What is it about the countryside that is eerie? What lurks behind English hedgerows, or those straight and murky canals of Chilliwack? What is this unease I feel when I see an abandoned farmhouse? Buried bottles and Celestine trinkets behind the cobwebs; the smell of old moldy books and the haunt of peeling paint; the leaden sills of windows- the glass is moving.
Is it simply a trope? A well worn meme recycled and imitated by pop culture? Or is it more intricate? Is there a recompense from a future to a past that is gone forever? The steady march of industrialization has left these parcels reticent and suggesting; hefty and redolent. Or perhaps these eldritch tracts are themselves seeping into our consciousness- wrenching at our collective memory. “You will not forget what you did here”.
John Macfarlane writes about the effect:
“A second reason James stays with us is his understanding of landscape – and especially the English landscape – as constituted by uncanny forces, part-buried sufferings and contested ownerships. Landscape, in James, is never a smooth surface or simple stage-set, there to offer picturesque consolations. Rather it is a realm that snags, bites and troubles. He repeatedly invokes the pastoral – that green dream of natural tranquillity and social order – only to traumatise it”.
Indeed it’s why the first season of True Detective worked so well- employing the semiotics of mysticism intertwined with a brooding, seemingly benign pastoral landscape. The geography slowly leaches into the narrative. Driving across the midwest for the first time in my life really illuminated this to me, and even goes some way to explain the election of Donald Trump. The economic and geographic isolation of these communities heightens the ideological disconnect that pervades the heartland versus hinterland discourse.

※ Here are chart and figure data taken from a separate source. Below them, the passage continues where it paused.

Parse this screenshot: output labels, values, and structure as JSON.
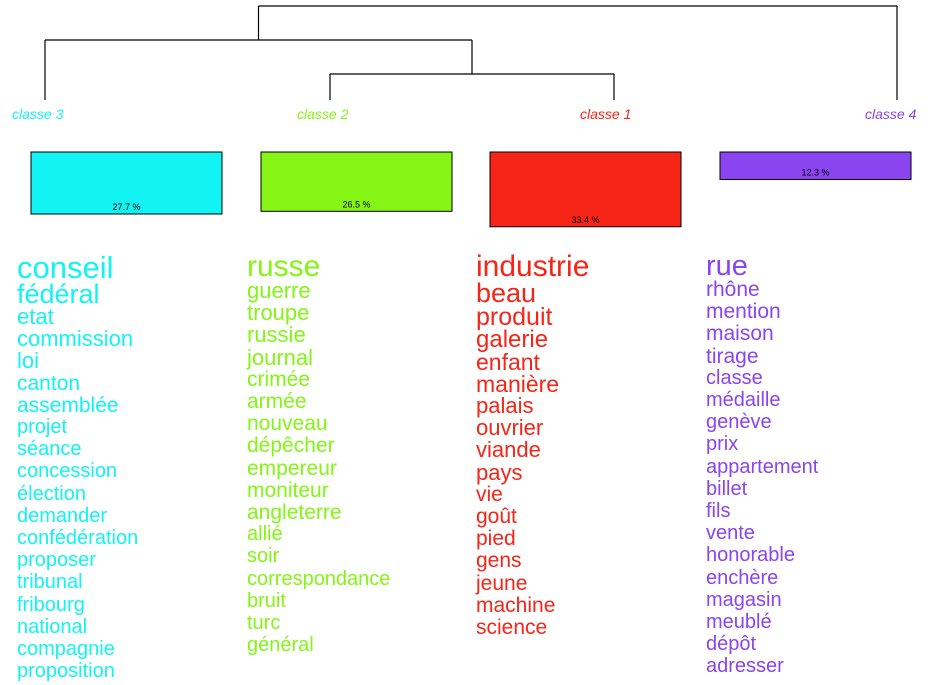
{
  "chart_data": {
    "type": "dendrogram-wordcloud",
    "colors": {
      "classe_1": "#f72418",
      "classe_2": "#84f514",
      "classe_3": "#12f3f3",
      "classe_4": "#8a44f0",
      "tree": "#000000"
    },
    "classes": [
      {
        "key": "classe_3",
        "label": "classe  3",
        "percent": 27.7,
        "percent_label": "27.7 %",
        "words": [
          {
            "text": "conseil",
            "size": 31
          },
          {
            "text": "fédéral",
            "size": 27
          },
          {
            "text": "etat",
            "size": 22
          },
          {
            "text": "commission",
            "size": 22
          },
          {
            "text": "loi",
            "size": 22
          },
          {
            "text": "canton",
            "size": 21
          },
          {
            "text": "assemblée",
            "size": 21
          },
          {
            "text": "projet",
            "size": 20
          },
          {
            "text": "séance",
            "size": 20
          },
          {
            "text": "concession",
            "size": 20
          },
          {
            "text": "élection",
            "size": 20
          },
          {
            "text": "demander",
            "size": 20
          },
          {
            "text": "confédération",
            "size": 20
          },
          {
            "text": "proposer",
            "size": 20
          },
          {
            "text": "tribunal",
            "size": 20
          },
          {
            "text": "fribourg",
            "size": 20
          },
          {
            "text": "national",
            "size": 20
          },
          {
            "text": "compagnie",
            "size": 20
          },
          {
            "text": "proposition",
            "size": 20
          }
        ]
      },
      {
        "key": "classe_2",
        "label": "classe  2",
        "percent": 26.5,
        "percent_label": "26.5 %",
        "words": [
          {
            "text": "russe",
            "size": 30
          },
          {
            "text": "guerre",
            "size": 22
          },
          {
            "text": "troupe",
            "size": 22
          },
          {
            "text": "russie",
            "size": 22
          },
          {
            "text": "journal",
            "size": 22
          },
          {
            "text": "crimée",
            "size": 21
          },
          {
            "text": "armée",
            "size": 21
          },
          {
            "text": "nouveau",
            "size": 21
          },
          {
            "text": "dépêcher",
            "size": 21
          },
          {
            "text": "empereur",
            "size": 21
          },
          {
            "text": "moniteur",
            "size": 21
          },
          {
            "text": "angleterre",
            "size": 21
          },
          {
            "text": "allié",
            "size": 20
          },
          {
            "text": "soir",
            "size": 20
          },
          {
            "text": "correspondance",
            "size": 20
          },
          {
            "text": "bruit",
            "size": 20
          },
          {
            "text": "turc",
            "size": 20
          },
          {
            "text": "général",
            "size": 20
          }
        ]
      },
      {
        "key": "classe_1",
        "label": "classe  1",
        "percent": 33.4,
        "percent_label": "33.4 %",
        "words": [
          {
            "text": "industrie",
            "size": 30
          },
          {
            "text": "beau",
            "size": 27
          },
          {
            "text": "produit",
            "size": 25
          },
          {
            "text": "galerie",
            "size": 24
          },
          {
            "text": "enfant",
            "size": 23
          },
          {
            "text": "manière",
            "size": 23
          },
          {
            "text": "palais",
            "size": 22
          },
          {
            "text": "ouvrier",
            "size": 22
          },
          {
            "text": "viande",
            "size": 22
          },
          {
            "text": "pays",
            "size": 22
          },
          {
            "text": "vie",
            "size": 21
          },
          {
            "text": "goût",
            "size": 21
          },
          {
            "text": "pied",
            "size": 21
          },
          {
            "text": "gens",
            "size": 21
          },
          {
            "text": "jeune",
            "size": 21
          },
          {
            "text": "machine",
            "size": 21
          },
          {
            "text": "science",
            "size": 21
          }
        ]
      },
      {
        "key": "classe_4",
        "label": "classe  4",
        "percent": 12.3,
        "percent_label": "12.3 %",
        "words": [
          {
            "text": "rue",
            "size": 29
          },
          {
            "text": "rhône",
            "size": 21
          },
          {
            "text": "mention",
            "size": 21
          },
          {
            "text": "maison",
            "size": 21
          },
          {
            "text": "tirage",
            "size": 21
          },
          {
            "text": "classe",
            "size": 20
          },
          {
            "text": "médaille",
            "size": 20
          },
          {
            "text": "genève",
            "size": 20
          },
          {
            "text": "prix",
            "size": 20
          },
          {
            "text": "appartement",
            "size": 20
          },
          {
            "text": "billet",
            "size": 20
          },
          {
            "text": "fils",
            "size": 20
          },
          {
            "text": "vente",
            "size": 20
          },
          {
            "text": "honorable",
            "size": 20
          },
          {
            "text": "enchère",
            "size": 20
          },
          {
            "text": "magasin",
            "size": 20
          },
          {
            "text": "meublé",
            "size": 20
          },
          {
            "text": "dépôt",
            "size": 20
          },
          {
            "text": "adresser",
            "size": 20
          }
        ]
      }
    ],
    "dendrogram": {
      "merges": [
        {
          "left": "classe_2",
          "right": "classe_1",
          "height": 1
        },
        {
          "left": "classe_3",
          "right": "merge_0",
          "height": 2
        },
        {
          "left": "merge_1",
          "right": "classe_4",
          "height": 3
        }
      ]
    }
  }
}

Again, Marcfarlane lays this out beautifully. Just substitute England for Fraser Valley or the midwest:
“It would be easy to dismiss all this as an excess of hokey woo-woo; a surge of something-in-the-woodshed rustic gothic. But engaging with the eerie emphatically doesn’t mean believing in ghosts. Few of the practitioners named here would endorse earth mysteries or ectoplasm. What is under way, across a broad spectrum of culture, is an attempt to account for the turbulence of England in the era of late capitalism. The supernatural and paranormal have always been means of figuring powers that cannot otherwise find visible expression. Contemporary anxieties and dissents are here being reassembled and re-presented as spectres, shadows or monsters: our noun monster, indeed, shares an etymology with our verb to demonstrate, meaning to show or reveal (with a largely lost sense of omen or portent)”.
This is the same tack that Eugene Thacker takes in In the Dust of This Planet: Horror of Philosophy. What he seeks is “the isolation of those moments in which philosophy reveals its own limitations and constraints, moments in which thinking enigmatically confronts the horizon of its own possibility – the thought of the unthinkable that philosophy cannot pronounce but via a non-philosophical language”.